Some 248 women said they were raped by soldiers in the Democratic Republic of Congo's Sud-Kivu province last month, local medical reports showed Monday, in a region the UN has called the world's "rape capital."
A hospital doctor in Nakiele told AFP that 121 local women reported being the victim of rape on the night of June 11 to 12.
The previous night 55 women reported being violated in nearby Abala, a nurse said, while another health worker said 72 women in the village of Kanguli said they were also raped that night.
Nakiele village chief Losema Etamo Ngoma told AFP that the rapes and looting were committed by at least 150 armed men under the command of national army colonel Nyiragire Kulimushi, also known as "Kifaru".
The soldiers arrived in groups from 11:00 am (09H00 GMT) on June 11, he said, and were told by Kulimushi to find something to eat.
"At about 8:00 pm I heard women's cries everywhere. I asked to meet the colonel but an officer told me I couldn't so I returned home," he said.

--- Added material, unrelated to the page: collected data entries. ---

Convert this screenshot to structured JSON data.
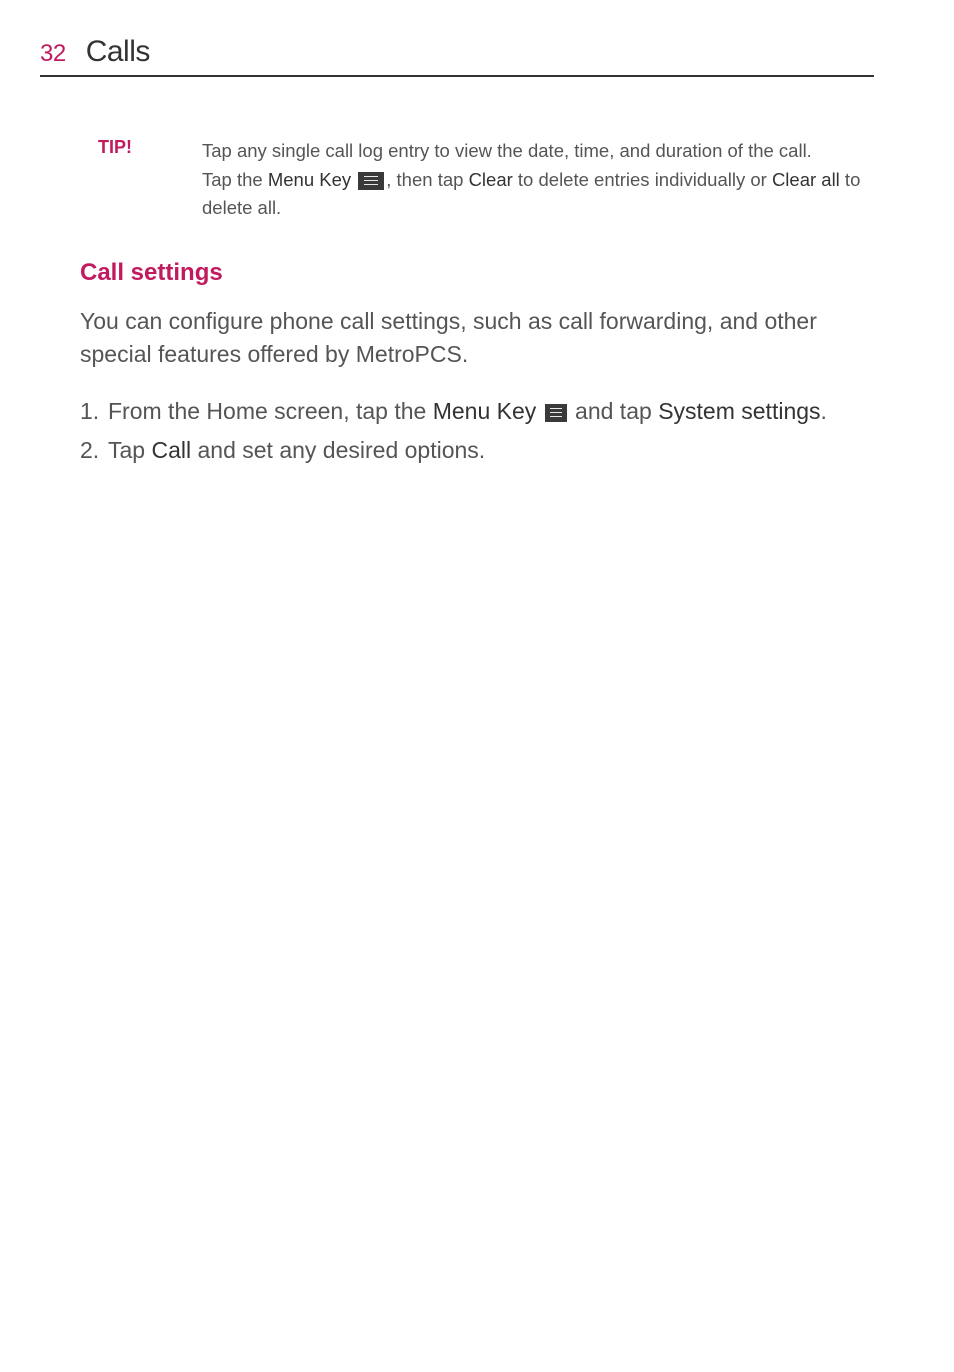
{
  "header": {
    "page_number": "32",
    "title": "Calls"
  },
  "tip": {
    "label": "TIP!",
    "line1": "Tap any single call log entry to view the date, time, and duration of the call.",
    "line2_a": "Tap the ",
    "line2_menu_key": "Menu Key",
    "line2_b": ", then tap ",
    "line2_clear": "Clear",
    "line2_c": " to delete entries individually or ",
    "line2_clear_all": "Clear all",
    "line2_d": " to delete all."
  },
  "section": {
    "heading": "Call settings",
    "intro": "You can configure phone call settings, such as call forwarding, and other special features offered by MetroPCS."
  },
  "steps": [
    {
      "num": "1.",
      "a": "From the Home screen, tap the ",
      "menu_key": "Menu Key",
      "b": " and tap ",
      "system_settings": "System settings",
      "c": "."
    },
    {
      "num": "2.",
      "a": "Tap ",
      "call": "Call",
      "b": " and set any desired options."
    }
  ]
}
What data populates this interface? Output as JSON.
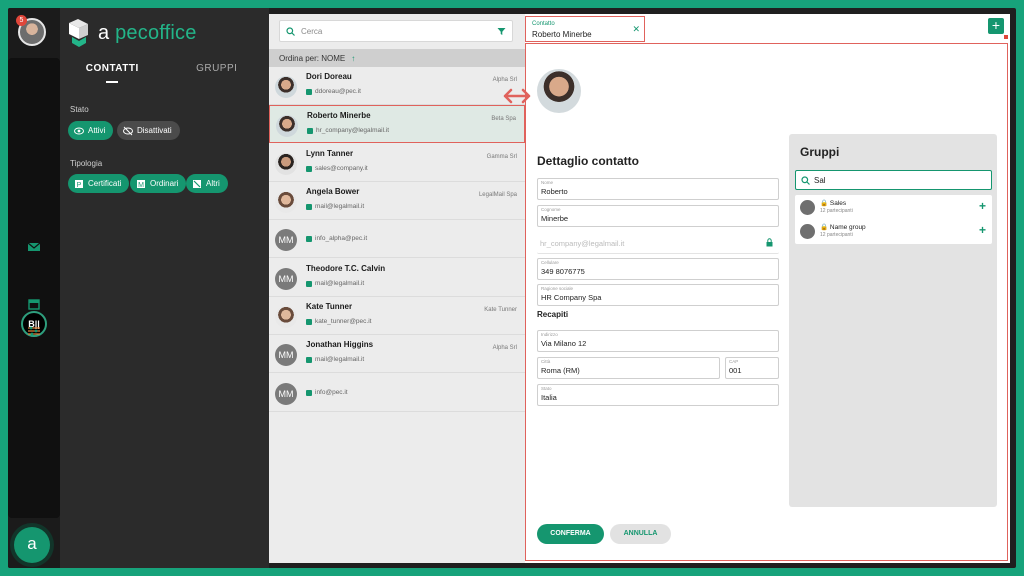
{
  "rail": {
    "notification_count": "5",
    "active_label": "B||",
    "logo_letter": "a"
  },
  "brand": {
    "prefix": "a",
    "name": "pecoffice"
  },
  "sidebar": {
    "tabs": [
      "CONTATTI",
      "GRUPPI"
    ],
    "stato_label": "Stato",
    "stato_chips": [
      "Attivi",
      "Disattivati"
    ],
    "tipologia_label": "Tipologia",
    "tipologia_chips": [
      "Certificati",
      "Ordinari",
      "Altri"
    ]
  },
  "list": {
    "search_placeholder": "Cerca",
    "sort_label": "Ordina per: NOME",
    "sort_arrow": "↑",
    "rows": [
      {
        "name": "Dori Doreau",
        "email": "ddoreau@pec.it",
        "company": "Alpha Srl",
        "avatar": "photo"
      },
      {
        "name": "Roberto Minerbe",
        "email": "hr_company@legalmail.it",
        "company": "Beta Spa",
        "avatar": "photo"
      },
      {
        "name": "Lynn Tanner",
        "email": "sales@company.it",
        "company": "Gamma Srl",
        "avatar": "photo"
      },
      {
        "name": "Angela Bower",
        "email": "mail@legalmail.it",
        "company": "LegalMail Spa",
        "avatar": "photo"
      },
      {
        "name": "",
        "email": "info_alpha@pec.it",
        "company": "",
        "avatar": "MM"
      },
      {
        "name": "Theodore T.C. Calvin",
        "email": "mail@legalmail.it",
        "company": "",
        "avatar": "MM"
      },
      {
        "name": "Kate Tunner",
        "email": "kate_tunner@pec.it",
        "company": "Kate Tunner",
        "avatar": "photo"
      },
      {
        "name": "Jonathan Higgins",
        "email": "mail@legalmail.it",
        "company": "Alpha Srl",
        "avatar": "MM"
      },
      {
        "name": "",
        "email": "info@pec.it",
        "company": "",
        "avatar": "MM"
      }
    ]
  },
  "detail": {
    "tab_caption": "Contatto",
    "tab_title": "Roberto Minerbe",
    "add_symbol": "+",
    "heading": "Dettaglio contatto",
    "fields": {
      "nome": {
        "label": "Nome",
        "value": "Roberto"
      },
      "cognome": {
        "label": "Cognome",
        "value": "Minerbe"
      },
      "email": {
        "placeholder": "hr_company@legalmail.it"
      },
      "cellulare": {
        "label": "Cellulare",
        "value": "349 8076775"
      },
      "ragione": {
        "label": "Ragione sociale",
        "value": "HR Company Spa"
      }
    },
    "recapiti_heading": "Recapiti",
    "recapiti": {
      "indirizzo": {
        "label": "Indirizzo",
        "value": "Via Milano 12"
      },
      "citta": {
        "label": "Città",
        "value": "Roma (RM)"
      },
      "cap": {
        "label": "CAP",
        "value": "001"
      },
      "stato": {
        "label": "Stato",
        "value": "Italia"
      }
    },
    "confirm_label": "CONFERMA",
    "cancel_label": "ANNULLA"
  },
  "groups": {
    "heading": "Gruppi",
    "search_value": "Sal",
    "items": [
      {
        "name": "Sales",
        "sub": "12 partecipanti"
      },
      {
        "name": "Name group",
        "sub": "12 partecipanti"
      }
    ]
  },
  "colors": {
    "accent": "#15966f",
    "highlight": "#e0625c"
  }
}
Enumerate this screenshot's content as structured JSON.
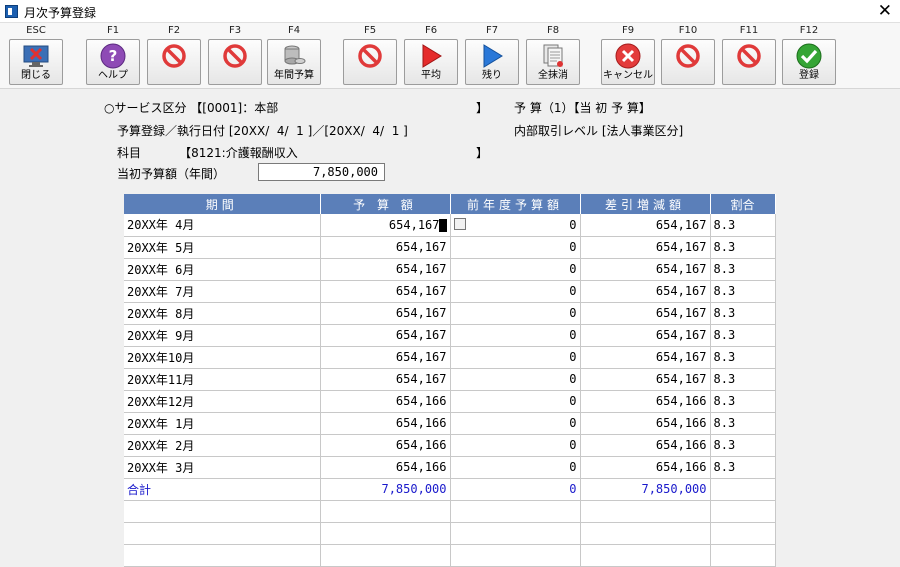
{
  "window": {
    "title": "月次予算登録"
  },
  "toolbar": [
    {
      "key": "ESC",
      "label": "閉じる",
      "icon": "close-window-icon"
    },
    {
      "key": "F1",
      "label": "ヘルプ",
      "icon": "help-icon"
    },
    {
      "key": "F2",
      "label": "",
      "icon": "disabled-icon"
    },
    {
      "key": "F3",
      "label": "",
      "icon": "disabled-icon"
    },
    {
      "key": "F4",
      "label": "年間予算",
      "icon": "coins-icon"
    },
    {
      "key": "F5",
      "label": "",
      "icon": "disabled-icon"
    },
    {
      "key": "F6",
      "label": "平均",
      "icon": "red-play-icon"
    },
    {
      "key": "F7",
      "label": "残り",
      "icon": "blue-play-icon"
    },
    {
      "key": "F8",
      "label": "全抹消",
      "icon": "erase-all-icon"
    },
    {
      "key": "F9",
      "label": "キャンセル",
      "icon": "cancel-icon"
    },
    {
      "key": "F10",
      "label": "",
      "icon": "disabled-icon"
    },
    {
      "key": "F11",
      "label": "",
      "icon": "disabled-icon"
    },
    {
      "key": "F12",
      "label": "登録",
      "icon": "register-check-icon"
    }
  ],
  "info": {
    "service_line": "○サービス区分 【[0001]：本部",
    "service_close": "】",
    "budget_type": "予 算（1）【当 初 予 算】",
    "exec_date": "予算登録／執行日付 [20XX/  4/  1 ]／[20XX/  4/  1 ]",
    "internal_level": "内部取引レベル [法人事業区分]",
    "account_line": "科目          【8121:介護報酬収入",
    "account_close": "】",
    "initial_budget_label": "当初予算額（年間）",
    "initial_budget_value": "7,850,000"
  },
  "table": {
    "headers": [
      "期間",
      "予 算 額",
      "前年度予算額",
      "差引増減額",
      "割合"
    ],
    "rows": [
      [
        "20XX年 4月",
        "654,167",
        "0",
        "654,167",
        "8.3"
      ],
      [
        "20XX年 5月",
        "654,167",
        "0",
        "654,167",
        "8.3"
      ],
      [
        "20XX年 6月",
        "654,167",
        "0",
        "654,167",
        "8.3"
      ],
      [
        "20XX年 7月",
        "654,167",
        "0",
        "654,167",
        "8.3"
      ],
      [
        "20XX年 8月",
        "654,167",
        "0",
        "654,167",
        "8.3"
      ],
      [
        "20XX年 9月",
        "654,167",
        "0",
        "654,167",
        "8.3"
      ],
      [
        "20XX年10月",
        "654,167",
        "0",
        "654,167",
        "8.3"
      ],
      [
        "20XX年11月",
        "654,167",
        "0",
        "654,167",
        "8.3"
      ],
      [
        "20XX年12月",
        "654,166",
        "0",
        "654,166",
        "8.3"
      ],
      [
        "20XX年 1月",
        "654,166",
        "0",
        "654,166",
        "8.3"
      ],
      [
        "20XX年 2月",
        "654,166",
        "0",
        "654,166",
        "8.3"
      ],
      [
        "20XX年 3月",
        "654,166",
        "0",
        "654,166",
        "8.3"
      ]
    ],
    "total": [
      "合計",
      "7,850,000",
      "0",
      "7,850,000",
      ""
    ]
  },
  "colors": {
    "header_bg": "#5b7fb9",
    "total_text": "#1a1acc"
  }
}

"They left the village in the morning at about 5:00 am. I went around the houses and I met women in tears," he said.
The village chief said they told him: "The soldiers raped us."
A 28-year-old mother of two told AFP how two soldiers demanded she open her door before threatening to kill her and then raping her.
"After they left I began being sick," she said.
Kulimushi, who fled a military base south of Nakiele on June 8, is a former member of the Mai Mai tribal militia which integrated into the national army in 2009 following a peace agreement with Kinshasa.
The base at Kanada was created recently following a restructuring of operational forces in the west of the DR Congo, with regiments formed from different militia groups.
Kulimushi, who was until then in charge of a zone in the Fizi area, refused to see his officers excluded from the commanding ranks in the new set-up, according to a military source who did not want to be named.
Following the attacks government spokesman Lambert Mende said forces were actively looking for Kulimushi and that a special tribunal would be set up to look into the case.
The United Nations, rights groups and foreign governments have long complained about impunity for heinous crimes committed by soldiers in DR Congo.
Margot Wallstrom, the UN's special representative on combating sexual violence in conflict, has in the past called DR Congo the "rape capital" of the world.